Evolving data issues challenge RM approaches
Records management (RM) is a well-established discipline supported by mature software technologies. However, the explosion of data is raising new questions about how RM should be handled. A few of the ongoing issues include big data, master data management (MDM) and how to deal with unstructured data and records in unusual formats such as those contained in graph databases (see sidebar following article.
Records are kept for compliance purposes and for their business value and sometimes because no process has been implemented for systematically removing them. “There are growing struggles with the massive volume of big data,” says Kevin Parker, senior enterprise information architect for Neostek, an information management and technology consulting company. “IT and legal have different priorities about what to keep—getting rid of data makes IT nervous, but there are times when records should be dispositioned.”
Data stored in data lakes is largely uncontrolled and typically has not had data hygiene processes applied to it. “Data quality for big data repositories is usually not applied until someone actually wants to use the data,” says Karen Lopez, senior project manager and architect for InfoAdvisors.

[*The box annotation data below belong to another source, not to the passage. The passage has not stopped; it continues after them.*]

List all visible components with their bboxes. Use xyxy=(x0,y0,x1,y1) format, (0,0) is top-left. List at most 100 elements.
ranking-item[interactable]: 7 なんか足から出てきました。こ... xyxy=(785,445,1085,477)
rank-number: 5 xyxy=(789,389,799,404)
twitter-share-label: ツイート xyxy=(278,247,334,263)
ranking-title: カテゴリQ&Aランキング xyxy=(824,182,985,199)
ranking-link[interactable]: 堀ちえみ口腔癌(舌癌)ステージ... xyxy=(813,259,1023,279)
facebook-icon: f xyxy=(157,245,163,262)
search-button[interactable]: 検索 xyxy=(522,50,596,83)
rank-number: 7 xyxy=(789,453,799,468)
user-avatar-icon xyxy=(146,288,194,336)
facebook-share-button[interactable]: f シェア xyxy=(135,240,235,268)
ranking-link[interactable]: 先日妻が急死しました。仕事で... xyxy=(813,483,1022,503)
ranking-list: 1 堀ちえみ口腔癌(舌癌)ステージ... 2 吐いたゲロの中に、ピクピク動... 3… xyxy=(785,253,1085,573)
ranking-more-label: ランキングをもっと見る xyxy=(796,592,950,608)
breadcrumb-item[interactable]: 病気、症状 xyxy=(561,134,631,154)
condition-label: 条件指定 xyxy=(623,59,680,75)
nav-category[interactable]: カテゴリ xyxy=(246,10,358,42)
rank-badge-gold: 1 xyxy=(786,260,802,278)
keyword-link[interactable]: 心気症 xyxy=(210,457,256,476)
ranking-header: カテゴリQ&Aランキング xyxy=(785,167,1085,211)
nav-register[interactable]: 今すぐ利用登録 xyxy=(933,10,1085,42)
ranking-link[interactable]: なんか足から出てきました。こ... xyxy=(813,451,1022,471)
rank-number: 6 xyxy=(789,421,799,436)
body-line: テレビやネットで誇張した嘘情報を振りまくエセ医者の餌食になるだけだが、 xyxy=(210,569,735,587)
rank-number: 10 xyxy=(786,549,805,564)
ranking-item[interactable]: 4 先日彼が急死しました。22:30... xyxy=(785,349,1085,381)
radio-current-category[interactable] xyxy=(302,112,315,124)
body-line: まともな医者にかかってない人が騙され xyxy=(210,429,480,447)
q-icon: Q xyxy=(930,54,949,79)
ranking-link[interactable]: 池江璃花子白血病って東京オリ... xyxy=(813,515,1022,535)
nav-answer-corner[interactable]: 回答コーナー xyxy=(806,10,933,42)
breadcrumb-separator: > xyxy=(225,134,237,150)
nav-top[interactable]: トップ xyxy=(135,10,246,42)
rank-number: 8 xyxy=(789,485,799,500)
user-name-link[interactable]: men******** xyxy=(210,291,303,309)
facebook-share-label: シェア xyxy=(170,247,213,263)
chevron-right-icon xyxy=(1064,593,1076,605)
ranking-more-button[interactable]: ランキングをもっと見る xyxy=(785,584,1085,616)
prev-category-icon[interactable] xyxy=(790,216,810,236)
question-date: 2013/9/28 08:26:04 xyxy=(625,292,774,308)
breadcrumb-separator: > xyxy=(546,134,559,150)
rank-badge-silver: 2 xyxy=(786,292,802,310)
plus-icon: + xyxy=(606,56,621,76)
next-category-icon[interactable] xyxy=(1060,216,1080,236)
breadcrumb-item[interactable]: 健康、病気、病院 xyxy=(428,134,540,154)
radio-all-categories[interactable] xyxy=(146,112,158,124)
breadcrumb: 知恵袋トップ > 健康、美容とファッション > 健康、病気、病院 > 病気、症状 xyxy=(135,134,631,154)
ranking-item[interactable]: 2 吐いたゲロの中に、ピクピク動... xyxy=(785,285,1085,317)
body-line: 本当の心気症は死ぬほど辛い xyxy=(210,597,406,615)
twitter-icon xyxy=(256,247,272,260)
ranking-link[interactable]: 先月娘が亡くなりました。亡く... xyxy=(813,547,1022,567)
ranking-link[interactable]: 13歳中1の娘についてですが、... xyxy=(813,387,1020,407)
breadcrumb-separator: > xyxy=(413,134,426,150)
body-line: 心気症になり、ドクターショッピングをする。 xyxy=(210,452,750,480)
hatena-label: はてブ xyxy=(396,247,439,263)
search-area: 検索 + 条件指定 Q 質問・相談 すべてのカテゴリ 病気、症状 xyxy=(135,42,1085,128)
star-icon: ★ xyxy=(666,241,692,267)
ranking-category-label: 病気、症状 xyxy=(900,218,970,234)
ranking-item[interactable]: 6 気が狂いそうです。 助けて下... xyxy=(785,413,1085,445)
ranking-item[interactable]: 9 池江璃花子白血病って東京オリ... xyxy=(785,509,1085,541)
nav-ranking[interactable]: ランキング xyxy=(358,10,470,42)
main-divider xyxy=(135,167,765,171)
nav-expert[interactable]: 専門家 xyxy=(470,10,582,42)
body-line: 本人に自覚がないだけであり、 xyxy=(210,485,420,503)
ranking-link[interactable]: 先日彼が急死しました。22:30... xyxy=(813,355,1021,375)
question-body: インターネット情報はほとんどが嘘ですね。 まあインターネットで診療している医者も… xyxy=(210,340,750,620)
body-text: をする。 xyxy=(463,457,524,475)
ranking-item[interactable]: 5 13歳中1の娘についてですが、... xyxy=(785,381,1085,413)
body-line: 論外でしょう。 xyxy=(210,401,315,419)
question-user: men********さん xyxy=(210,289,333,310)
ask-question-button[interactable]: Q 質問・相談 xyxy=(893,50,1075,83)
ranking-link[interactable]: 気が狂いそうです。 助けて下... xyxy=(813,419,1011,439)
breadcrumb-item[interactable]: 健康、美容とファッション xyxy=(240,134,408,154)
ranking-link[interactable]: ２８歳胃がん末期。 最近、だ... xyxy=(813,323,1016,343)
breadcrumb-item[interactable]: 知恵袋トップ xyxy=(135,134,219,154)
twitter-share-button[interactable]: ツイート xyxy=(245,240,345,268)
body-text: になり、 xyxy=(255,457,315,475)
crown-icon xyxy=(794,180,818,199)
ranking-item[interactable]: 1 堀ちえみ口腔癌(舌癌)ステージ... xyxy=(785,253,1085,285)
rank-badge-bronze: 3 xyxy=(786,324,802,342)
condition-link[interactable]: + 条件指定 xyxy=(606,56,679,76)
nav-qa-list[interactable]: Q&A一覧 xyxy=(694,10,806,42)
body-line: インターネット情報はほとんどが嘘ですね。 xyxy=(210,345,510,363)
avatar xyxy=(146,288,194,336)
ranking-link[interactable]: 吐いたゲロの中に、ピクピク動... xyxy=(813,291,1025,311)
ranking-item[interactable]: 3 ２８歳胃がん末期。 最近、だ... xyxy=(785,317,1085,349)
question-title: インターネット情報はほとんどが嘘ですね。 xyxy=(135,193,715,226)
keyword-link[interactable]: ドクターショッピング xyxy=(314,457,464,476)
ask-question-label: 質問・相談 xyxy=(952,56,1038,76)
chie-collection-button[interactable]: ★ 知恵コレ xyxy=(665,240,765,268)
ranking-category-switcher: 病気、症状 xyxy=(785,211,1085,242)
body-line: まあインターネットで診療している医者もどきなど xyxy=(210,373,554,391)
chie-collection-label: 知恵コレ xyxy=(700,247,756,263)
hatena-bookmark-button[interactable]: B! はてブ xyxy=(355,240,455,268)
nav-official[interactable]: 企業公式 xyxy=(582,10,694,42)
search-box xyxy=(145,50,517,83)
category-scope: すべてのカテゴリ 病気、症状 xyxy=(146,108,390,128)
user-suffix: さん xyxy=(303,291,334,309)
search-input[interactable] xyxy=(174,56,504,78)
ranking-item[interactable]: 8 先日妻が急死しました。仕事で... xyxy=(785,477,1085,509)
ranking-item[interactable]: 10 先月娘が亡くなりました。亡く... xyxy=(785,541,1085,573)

Quality assurance might include making sure that duplicate records are dealt with appropriately, that inaccurate information is excluded or annotated and that data from multiple sources is being mapped accurately to the destination database or record. In traditional data warehouses, data is typically extracted, transformed and loaded (ETL). With a data lake, data is extracted (or acquired), loaded and then not transformed until required for a specific need (ELT).
MDM is a method for improving data quality by reconciling inconsistencies across multiple data sources to create a single, consistent and comprehensive view of critical business data. The master file is recognized as the best that is available and ideally is used enterprisewide for analytics and decision making. But from an RM perspective, questions arise, such as what would happen if the original source data reached the end of its retention schedule. “Companies have not yet thought about the impact of records management on MDM or vice versa,” Parker says.
As a practical matter, a record is information that is used to make a business decision, and it can be either an original set of data or a derivative record based on master data. “The record is a snapshot that becomes an unalterable document and is stored in a system,” says Seth Earley, CEO of Earley Information Science, a company that leverages information architecture to enable digital business. “Even if the original information is destroyed or transformed, the record lives on as a captured image or artifact.” Therefore the “golden record” that constitutes the best and most accurate information can become a persistent piece of data within an RM system.
Unstructured data challenge
A large percentage of records management efforts are oriented toward being ready for e-discovery, according to Rob Karel, VP of strategy and marketing for information quality solutions at Informatica. “This is much more of a problem in the case of unstructured data than for MDM,” Karel says. “MDM has gone well beyond the narrow structure of relational databases and is entering the realm of big data, but its roots are still in the world of structured databases with well-defined metadata classifications, which makes RM for such records a more straightforward process.” Informatica has traditionally focused on data management, and its platform includes modules for data integration, MDM, big data, cloud integration and data quality.
“The challenge with unstructured data is to build out the semantics so that the content management or RM and the data management components can work together,” Karel explains. “In the case of a contract, for example, the document might have many pieces of master data. It contains transactional data with certain values, such as product or customer information, and a specialist data steward or data librarian might be needed to tag and classify what data values are represented within that contract. With both the content and the data classified using a consistent semantic, it would be much simpler bringing intelligent parsing into the picture to bridge the gap between unstructured and structured data.” Auto-classification of records can assist, although human intervention remains an essential element.
Redundant, obsolete and trivial information, the so-called “ROT,” constitutes a large portion of stored information in many organizations—up to 80 percent, according to Mark Diamond, CEO of Contoural. Contoural provides information governance services; it specializes in proactive records and information management, litigation readiness and control of privacy and other sensitive information. “The information generated by organizations needs to be under control,” says Diamond, “whether it consists of official records or non-record documents with business value. Otherwise, it will accumulate and become completely unmanageable. On the other hand, if organizations aggressively delete documents, they run the risk of employees creating underground archives of information they don’t want to relinquish, which can pose significant risks. Companies need to approach this with a smart strategy.”
The system should follow a “five-second rule,” Diamond advises, allowing employees to easily save documents using built-in classification instead of a lot of manual tagging. “The key is to make the system intuitive enough for any employee to use with just a few seconds of time and a few clicks of the mouse,” he explains. “In addition, the value of good records management needs to be communicated and the value ‘sold,’ so employees understand that it can actually help them with their work rather than being a burden.” A well-designed system hides the complexity from users and puts it in the back end. “It is harder to set up this type of system initially, but as more information is created, the importance of managing it also increases, in order to reduce costs and risk,” Diamond says.